電波的マイダーリン!









「遅い!どこ行ってたのよ!」

「ホント、心配したぞマジで!」

「あ~お姉さん一安心」

「2人でまた逃避行のつもりなの!?」

「茉莉さんも連れてって欲しかったんだよぉー!!」

「迷惑をかける天才ですね、二人は」

「まったくだよ。困ったものだね」

「なんだなんだ。青春ってやつか?」

「お母さんとっても心配したんだから!」

「とっ父さんだって!」



駅の前に。

みんなが。


花梨が、瑞希が、小町さんが、姫華が、茉莉が、伊吹が、葵が、真中先生が、お母さんが、お父さんが。

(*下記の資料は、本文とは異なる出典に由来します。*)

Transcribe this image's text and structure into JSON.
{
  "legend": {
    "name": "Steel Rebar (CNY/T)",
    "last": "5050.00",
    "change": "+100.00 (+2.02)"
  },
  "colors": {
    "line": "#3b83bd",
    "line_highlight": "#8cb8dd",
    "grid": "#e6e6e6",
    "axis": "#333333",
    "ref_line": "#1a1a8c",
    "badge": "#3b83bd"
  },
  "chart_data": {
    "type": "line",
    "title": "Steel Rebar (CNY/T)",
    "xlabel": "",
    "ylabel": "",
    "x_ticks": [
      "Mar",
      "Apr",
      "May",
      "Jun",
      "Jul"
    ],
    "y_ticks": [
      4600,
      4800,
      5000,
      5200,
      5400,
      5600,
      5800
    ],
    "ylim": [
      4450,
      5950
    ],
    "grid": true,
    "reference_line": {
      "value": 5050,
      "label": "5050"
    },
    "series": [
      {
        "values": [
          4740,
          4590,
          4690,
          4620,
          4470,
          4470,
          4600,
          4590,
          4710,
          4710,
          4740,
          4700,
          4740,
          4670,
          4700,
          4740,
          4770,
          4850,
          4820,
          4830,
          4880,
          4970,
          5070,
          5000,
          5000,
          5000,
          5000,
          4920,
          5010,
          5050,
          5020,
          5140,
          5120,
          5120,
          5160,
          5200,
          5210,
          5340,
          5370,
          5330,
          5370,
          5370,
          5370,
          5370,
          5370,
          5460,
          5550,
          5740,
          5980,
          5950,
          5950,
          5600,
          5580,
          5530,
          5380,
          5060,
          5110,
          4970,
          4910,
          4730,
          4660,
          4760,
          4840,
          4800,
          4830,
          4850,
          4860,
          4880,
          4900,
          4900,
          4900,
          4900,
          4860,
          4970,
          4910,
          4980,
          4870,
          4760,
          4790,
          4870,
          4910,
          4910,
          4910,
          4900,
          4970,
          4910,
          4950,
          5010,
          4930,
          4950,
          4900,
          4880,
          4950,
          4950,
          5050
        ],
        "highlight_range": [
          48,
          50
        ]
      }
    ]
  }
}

みんなが、あたしたちを見守ってくれていたみんなが、集まっていた。


そして一番前には、赤いシルエット。


「おや、お2人ともお戻りになられたようで。では、私はこれで」


それは間違いなくアルファさんで、彼はそれだけ言うと、みんなに頭を下げて、普通に去って行った。

その様子を見届けることなく、花梨があたしたちに駆け寄ってくる。

あたしが花梨に一歩近づいた瞬間。





「こンの…ドバカッッ!!!!」




ゴンッ!

と、ステキな拳を頭にいただいた。